British tech charities win IT company grant

AbilityNet and TeenTech receive funding from CompTIA’s 2018 funding round.

James Hayes | 20th Jul 18
Image of US dollars. The UK's AbilityNet and TeenTech will receive funding from IT industry body CompTIA's 2018 financial awards for technology-related charities.

Two British charities are among the 19 technology-related charities chosen by CompTIA’s philanthropic arm to share in its $190,000 2018 funding awards.

As part of US IT company CompTIA’s philanthropic programme CompTIA Giving, the company’s member communities and councils support local communities and improve education and career options for people in need. CompTIA’s member communities and councils have chosen to give a total of $190,000 in donations for 2018, awarding $10,000 to their chosen charities each year.

Grant winner AbilityNet provides paid-for and free services that help disabled people in the UK succeed at work, at home, and in education. TeenTech helps teenagers in the UK see the wide range of career possibilities in science, engineering, and technology.

CompTIA divides its philanthropic efforts along three main lines: CompTIA Giving which gives funds and staff time to tech-related charities; NextUp, a campaign to introduce tech careers to teenagers; and Creating IT Futures, which researches and develops workforce development and STEM (science, technology, engineering and mathematics) education programmes to build pathways to IT careers.

“For the past six years, while building our own social innovation programs to put future workers into tech careers, we have also supported more than 70 charities chosen by CompTIA member communities and councils with $920,000 in donations,” said Charles Eaton, Executive Vice President/Social Innovation at CompTIA. “This body has committed to annually donate at least 5% of its revenues to philanthropy and social innovation, a total commitment of some $3 m.”
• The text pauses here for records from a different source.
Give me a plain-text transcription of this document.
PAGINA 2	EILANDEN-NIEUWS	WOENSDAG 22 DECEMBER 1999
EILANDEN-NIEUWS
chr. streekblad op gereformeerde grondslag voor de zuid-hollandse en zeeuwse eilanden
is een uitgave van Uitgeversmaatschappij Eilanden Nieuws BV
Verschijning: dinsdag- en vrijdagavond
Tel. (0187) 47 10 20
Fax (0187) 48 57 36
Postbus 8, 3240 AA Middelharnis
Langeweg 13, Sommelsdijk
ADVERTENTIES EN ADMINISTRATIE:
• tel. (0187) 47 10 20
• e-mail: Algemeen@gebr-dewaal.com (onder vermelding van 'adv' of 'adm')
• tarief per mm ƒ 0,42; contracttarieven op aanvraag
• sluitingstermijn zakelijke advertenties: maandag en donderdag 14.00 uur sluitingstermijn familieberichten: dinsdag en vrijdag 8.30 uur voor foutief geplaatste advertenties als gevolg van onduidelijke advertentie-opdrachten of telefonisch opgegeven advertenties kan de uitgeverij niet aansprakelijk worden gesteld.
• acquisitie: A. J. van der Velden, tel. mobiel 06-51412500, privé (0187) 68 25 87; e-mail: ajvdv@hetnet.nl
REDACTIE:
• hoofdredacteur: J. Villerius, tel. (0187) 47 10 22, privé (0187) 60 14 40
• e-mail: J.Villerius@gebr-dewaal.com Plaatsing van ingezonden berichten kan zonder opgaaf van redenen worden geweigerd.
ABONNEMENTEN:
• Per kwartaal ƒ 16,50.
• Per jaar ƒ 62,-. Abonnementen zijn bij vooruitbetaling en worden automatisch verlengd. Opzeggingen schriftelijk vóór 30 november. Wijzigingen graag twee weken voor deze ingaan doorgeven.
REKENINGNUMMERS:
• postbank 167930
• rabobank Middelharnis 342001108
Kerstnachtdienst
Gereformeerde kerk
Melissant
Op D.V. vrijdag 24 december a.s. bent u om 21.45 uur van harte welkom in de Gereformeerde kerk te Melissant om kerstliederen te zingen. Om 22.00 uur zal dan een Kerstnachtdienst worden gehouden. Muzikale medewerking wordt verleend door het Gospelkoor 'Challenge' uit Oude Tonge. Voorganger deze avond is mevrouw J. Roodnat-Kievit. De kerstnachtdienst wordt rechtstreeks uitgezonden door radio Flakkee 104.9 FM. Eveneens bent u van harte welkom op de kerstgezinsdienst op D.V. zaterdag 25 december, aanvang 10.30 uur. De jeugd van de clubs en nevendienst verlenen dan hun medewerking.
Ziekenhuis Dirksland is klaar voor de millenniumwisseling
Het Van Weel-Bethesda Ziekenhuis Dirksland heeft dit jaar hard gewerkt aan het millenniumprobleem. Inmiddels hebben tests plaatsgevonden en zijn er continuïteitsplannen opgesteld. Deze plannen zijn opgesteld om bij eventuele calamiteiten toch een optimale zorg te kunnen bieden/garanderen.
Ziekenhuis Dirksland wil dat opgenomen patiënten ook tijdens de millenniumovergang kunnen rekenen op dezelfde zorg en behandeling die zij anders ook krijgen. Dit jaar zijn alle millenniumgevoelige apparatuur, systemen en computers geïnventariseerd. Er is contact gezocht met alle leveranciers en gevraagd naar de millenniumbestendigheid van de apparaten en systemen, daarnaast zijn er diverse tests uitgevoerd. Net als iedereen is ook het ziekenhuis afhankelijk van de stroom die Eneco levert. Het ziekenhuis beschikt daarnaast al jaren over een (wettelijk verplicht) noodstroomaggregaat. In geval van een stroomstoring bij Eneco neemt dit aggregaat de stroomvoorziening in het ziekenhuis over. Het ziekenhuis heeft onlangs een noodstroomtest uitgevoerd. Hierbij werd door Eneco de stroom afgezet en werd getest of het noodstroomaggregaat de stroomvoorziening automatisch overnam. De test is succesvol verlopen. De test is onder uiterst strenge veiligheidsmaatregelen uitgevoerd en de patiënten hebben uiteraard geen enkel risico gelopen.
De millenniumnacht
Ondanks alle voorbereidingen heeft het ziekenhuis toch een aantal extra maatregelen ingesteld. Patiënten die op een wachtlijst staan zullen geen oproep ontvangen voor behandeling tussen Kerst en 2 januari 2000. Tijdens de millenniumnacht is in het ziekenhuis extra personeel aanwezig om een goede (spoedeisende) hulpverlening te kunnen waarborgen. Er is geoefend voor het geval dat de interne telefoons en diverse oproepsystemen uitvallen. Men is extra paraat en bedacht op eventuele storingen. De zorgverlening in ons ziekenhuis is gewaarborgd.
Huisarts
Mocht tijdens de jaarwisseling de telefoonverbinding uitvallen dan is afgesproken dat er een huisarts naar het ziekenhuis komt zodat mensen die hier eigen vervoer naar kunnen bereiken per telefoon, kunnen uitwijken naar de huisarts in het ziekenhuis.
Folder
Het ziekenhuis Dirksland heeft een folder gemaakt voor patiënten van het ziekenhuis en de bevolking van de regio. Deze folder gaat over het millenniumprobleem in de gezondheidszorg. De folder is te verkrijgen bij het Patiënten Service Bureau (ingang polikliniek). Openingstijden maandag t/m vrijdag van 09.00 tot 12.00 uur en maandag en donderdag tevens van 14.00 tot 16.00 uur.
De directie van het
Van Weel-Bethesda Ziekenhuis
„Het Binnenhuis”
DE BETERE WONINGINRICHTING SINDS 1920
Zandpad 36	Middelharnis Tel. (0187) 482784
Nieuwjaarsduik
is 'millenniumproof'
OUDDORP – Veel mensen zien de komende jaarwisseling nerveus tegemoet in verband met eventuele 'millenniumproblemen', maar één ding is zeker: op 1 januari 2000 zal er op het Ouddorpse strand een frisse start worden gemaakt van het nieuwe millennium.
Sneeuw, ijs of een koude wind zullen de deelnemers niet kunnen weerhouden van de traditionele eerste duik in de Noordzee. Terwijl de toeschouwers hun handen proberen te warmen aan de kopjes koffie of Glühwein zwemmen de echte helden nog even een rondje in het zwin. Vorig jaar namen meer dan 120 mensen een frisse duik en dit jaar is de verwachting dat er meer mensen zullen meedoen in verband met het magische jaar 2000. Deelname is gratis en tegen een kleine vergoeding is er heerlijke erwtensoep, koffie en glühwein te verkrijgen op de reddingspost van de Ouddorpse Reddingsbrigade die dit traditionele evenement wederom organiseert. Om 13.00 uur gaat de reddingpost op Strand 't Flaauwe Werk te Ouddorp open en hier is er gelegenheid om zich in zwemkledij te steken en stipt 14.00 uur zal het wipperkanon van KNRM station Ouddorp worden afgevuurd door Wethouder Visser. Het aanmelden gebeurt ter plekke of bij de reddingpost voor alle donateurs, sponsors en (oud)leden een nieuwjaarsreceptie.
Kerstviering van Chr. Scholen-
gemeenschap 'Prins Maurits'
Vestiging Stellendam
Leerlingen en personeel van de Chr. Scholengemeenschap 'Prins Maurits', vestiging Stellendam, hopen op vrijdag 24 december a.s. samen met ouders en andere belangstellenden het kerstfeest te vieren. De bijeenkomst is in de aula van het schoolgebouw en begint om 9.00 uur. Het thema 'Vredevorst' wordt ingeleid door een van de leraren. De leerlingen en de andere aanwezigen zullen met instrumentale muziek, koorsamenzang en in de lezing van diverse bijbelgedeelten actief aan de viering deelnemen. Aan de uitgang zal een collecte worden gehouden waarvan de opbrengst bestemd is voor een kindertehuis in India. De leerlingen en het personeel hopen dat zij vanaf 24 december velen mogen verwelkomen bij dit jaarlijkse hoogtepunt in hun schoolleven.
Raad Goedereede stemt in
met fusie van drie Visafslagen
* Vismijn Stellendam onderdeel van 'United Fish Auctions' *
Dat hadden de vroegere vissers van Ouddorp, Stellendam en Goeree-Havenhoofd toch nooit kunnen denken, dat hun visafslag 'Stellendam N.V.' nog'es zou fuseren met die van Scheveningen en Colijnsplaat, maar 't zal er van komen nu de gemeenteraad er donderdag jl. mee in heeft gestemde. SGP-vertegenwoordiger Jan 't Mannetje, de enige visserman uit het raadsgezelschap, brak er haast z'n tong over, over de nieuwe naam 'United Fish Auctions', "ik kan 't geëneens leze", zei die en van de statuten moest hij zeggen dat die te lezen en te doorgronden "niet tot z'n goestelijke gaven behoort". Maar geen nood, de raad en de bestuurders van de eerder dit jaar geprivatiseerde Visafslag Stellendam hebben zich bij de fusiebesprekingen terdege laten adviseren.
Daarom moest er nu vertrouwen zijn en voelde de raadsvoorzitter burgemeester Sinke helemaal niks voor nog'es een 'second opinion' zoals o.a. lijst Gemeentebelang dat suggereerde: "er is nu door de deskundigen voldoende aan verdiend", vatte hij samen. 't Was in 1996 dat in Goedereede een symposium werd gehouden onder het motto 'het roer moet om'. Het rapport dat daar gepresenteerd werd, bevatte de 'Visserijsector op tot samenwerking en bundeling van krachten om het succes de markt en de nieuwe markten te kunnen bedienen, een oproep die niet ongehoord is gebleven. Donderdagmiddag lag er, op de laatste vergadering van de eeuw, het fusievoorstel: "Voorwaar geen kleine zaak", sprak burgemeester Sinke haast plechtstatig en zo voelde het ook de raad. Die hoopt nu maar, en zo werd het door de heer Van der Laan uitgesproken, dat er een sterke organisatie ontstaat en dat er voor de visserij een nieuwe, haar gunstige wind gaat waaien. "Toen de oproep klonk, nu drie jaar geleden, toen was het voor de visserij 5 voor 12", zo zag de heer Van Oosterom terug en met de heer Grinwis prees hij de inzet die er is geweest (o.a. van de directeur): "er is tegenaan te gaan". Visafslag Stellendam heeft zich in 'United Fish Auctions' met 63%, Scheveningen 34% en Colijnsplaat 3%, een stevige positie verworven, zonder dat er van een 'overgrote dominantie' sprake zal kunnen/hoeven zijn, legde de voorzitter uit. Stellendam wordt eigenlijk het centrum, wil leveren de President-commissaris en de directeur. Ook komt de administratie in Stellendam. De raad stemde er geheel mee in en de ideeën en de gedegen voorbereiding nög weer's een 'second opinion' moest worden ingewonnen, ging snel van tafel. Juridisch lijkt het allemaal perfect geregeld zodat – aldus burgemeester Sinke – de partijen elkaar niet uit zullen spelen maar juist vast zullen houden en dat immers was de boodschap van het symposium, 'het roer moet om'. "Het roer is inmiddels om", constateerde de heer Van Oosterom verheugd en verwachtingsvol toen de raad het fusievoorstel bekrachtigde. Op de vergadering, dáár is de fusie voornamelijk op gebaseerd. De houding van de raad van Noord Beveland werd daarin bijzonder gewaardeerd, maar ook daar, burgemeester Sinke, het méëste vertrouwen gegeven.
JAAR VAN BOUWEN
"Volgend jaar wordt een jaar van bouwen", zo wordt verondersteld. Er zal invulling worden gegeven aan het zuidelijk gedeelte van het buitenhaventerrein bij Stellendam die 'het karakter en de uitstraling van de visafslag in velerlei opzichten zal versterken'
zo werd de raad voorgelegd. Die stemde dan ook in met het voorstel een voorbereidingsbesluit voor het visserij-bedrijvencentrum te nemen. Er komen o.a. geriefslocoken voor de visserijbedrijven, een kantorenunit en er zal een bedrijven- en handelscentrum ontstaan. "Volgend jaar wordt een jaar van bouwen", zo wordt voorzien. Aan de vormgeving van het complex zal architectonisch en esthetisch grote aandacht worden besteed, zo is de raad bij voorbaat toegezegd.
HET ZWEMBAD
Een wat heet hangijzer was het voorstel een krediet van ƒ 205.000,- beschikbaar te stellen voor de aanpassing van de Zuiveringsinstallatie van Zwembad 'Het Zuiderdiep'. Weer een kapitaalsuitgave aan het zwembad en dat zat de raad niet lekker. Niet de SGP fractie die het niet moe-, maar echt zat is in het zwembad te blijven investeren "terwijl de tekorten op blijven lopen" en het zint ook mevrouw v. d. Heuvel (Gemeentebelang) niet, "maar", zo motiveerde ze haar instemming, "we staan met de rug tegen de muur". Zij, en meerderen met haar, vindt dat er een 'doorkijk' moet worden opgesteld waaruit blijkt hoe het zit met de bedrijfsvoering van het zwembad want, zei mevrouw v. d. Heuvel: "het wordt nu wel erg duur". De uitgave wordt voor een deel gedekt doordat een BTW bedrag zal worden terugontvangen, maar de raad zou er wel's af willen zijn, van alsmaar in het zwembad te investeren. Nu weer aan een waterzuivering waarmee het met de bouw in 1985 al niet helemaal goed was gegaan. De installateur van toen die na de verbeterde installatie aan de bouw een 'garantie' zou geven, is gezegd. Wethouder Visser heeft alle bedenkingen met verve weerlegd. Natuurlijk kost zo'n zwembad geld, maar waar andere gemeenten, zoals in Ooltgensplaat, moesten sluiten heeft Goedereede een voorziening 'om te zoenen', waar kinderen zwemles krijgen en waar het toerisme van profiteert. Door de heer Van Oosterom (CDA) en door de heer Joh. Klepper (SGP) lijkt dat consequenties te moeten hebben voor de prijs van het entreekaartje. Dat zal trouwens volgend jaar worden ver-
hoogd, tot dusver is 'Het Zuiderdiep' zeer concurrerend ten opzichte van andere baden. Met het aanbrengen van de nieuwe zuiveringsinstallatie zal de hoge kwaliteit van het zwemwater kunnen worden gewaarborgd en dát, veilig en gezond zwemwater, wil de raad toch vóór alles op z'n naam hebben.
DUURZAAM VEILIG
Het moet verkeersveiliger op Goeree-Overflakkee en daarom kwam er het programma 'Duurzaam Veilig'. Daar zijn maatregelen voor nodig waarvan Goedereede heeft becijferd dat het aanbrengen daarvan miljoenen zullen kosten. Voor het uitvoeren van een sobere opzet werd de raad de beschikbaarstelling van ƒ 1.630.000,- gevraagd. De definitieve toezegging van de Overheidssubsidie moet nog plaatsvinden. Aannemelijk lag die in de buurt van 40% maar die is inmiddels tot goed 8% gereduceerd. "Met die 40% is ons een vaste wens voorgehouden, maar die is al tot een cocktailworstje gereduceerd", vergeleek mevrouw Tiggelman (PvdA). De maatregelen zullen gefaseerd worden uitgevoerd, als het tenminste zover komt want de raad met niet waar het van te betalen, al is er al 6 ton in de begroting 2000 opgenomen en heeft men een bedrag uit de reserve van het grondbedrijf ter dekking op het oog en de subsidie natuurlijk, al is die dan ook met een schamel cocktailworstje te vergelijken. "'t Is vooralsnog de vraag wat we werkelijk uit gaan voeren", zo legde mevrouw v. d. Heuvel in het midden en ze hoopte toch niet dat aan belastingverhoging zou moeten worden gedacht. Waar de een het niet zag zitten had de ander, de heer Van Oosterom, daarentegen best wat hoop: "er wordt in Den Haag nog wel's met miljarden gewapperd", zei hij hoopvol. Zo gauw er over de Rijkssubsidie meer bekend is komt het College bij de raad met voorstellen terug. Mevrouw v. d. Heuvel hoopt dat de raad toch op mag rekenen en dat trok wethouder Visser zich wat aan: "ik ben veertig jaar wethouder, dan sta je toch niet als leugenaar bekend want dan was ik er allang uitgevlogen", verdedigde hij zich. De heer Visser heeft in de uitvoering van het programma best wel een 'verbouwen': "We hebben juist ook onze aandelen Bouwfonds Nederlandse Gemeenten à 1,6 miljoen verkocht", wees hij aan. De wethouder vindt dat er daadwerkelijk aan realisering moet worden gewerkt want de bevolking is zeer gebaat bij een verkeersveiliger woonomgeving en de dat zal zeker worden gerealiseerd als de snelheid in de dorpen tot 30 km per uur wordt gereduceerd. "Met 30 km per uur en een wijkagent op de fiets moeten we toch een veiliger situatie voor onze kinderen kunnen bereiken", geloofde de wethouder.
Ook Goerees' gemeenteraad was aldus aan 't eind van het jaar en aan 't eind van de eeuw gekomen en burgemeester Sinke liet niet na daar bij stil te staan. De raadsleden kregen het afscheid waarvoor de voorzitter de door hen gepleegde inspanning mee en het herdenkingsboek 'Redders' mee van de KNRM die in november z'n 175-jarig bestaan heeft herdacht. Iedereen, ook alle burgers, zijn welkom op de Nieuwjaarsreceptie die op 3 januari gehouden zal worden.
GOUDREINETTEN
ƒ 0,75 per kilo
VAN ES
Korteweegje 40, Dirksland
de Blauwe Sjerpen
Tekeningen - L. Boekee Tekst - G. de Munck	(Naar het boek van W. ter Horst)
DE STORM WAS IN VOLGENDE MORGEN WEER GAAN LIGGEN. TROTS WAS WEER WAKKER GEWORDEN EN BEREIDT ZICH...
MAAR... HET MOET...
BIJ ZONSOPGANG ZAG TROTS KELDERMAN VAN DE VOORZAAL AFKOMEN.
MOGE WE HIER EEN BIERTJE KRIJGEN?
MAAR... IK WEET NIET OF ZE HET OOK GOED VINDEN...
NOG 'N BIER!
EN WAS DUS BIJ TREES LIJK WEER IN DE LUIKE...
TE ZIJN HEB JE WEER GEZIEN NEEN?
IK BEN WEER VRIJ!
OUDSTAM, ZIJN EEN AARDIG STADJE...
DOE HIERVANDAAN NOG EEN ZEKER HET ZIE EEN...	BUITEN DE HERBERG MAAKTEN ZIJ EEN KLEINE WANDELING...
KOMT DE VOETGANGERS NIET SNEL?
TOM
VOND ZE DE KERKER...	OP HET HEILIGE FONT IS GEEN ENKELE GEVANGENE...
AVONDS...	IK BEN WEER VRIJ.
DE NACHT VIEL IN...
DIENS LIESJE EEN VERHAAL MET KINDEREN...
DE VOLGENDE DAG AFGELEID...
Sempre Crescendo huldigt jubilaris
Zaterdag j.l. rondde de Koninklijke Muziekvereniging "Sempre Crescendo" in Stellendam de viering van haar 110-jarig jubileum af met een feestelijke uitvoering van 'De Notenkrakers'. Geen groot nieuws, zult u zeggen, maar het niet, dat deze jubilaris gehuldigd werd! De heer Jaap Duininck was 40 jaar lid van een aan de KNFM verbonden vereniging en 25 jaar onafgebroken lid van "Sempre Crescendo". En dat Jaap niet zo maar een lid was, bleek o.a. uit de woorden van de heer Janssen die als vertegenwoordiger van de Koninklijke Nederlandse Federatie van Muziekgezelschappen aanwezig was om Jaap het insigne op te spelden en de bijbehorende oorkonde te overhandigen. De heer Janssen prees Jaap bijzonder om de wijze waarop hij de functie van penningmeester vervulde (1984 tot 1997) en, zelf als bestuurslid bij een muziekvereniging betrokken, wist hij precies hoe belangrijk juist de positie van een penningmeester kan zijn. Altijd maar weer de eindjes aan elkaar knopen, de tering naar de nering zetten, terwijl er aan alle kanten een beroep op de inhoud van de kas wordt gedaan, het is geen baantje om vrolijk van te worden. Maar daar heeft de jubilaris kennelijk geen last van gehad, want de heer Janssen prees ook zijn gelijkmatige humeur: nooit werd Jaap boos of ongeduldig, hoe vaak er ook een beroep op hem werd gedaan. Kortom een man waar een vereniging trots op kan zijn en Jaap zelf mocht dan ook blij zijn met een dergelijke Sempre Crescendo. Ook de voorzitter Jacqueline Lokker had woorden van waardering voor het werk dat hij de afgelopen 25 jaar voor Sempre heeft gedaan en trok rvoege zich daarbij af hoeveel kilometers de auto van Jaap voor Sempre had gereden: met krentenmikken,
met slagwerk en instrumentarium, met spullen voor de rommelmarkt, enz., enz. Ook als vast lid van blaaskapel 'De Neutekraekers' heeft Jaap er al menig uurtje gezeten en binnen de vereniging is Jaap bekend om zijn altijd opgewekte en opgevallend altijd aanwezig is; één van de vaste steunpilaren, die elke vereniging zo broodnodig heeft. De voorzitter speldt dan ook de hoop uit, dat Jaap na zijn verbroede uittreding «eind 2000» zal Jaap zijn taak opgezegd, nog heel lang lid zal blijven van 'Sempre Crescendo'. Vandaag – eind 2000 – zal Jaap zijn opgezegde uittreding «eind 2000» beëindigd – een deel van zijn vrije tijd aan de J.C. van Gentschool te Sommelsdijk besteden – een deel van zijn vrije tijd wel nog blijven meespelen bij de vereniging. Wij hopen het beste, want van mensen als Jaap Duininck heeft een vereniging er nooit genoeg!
“CompTIA’s members bond together in an open environment to build the tech future and the workforce that our industry needs,” added Meredith Caram, Assistant Vice President, Channel Marketing, AT&T Business, and a representative of CompTIA’s Community Executive Board. “Each of these charities chosen by our member communities and councils shows how technology solves local and global challenges, and boosts the dreams and capabilities of the individuals they serve.”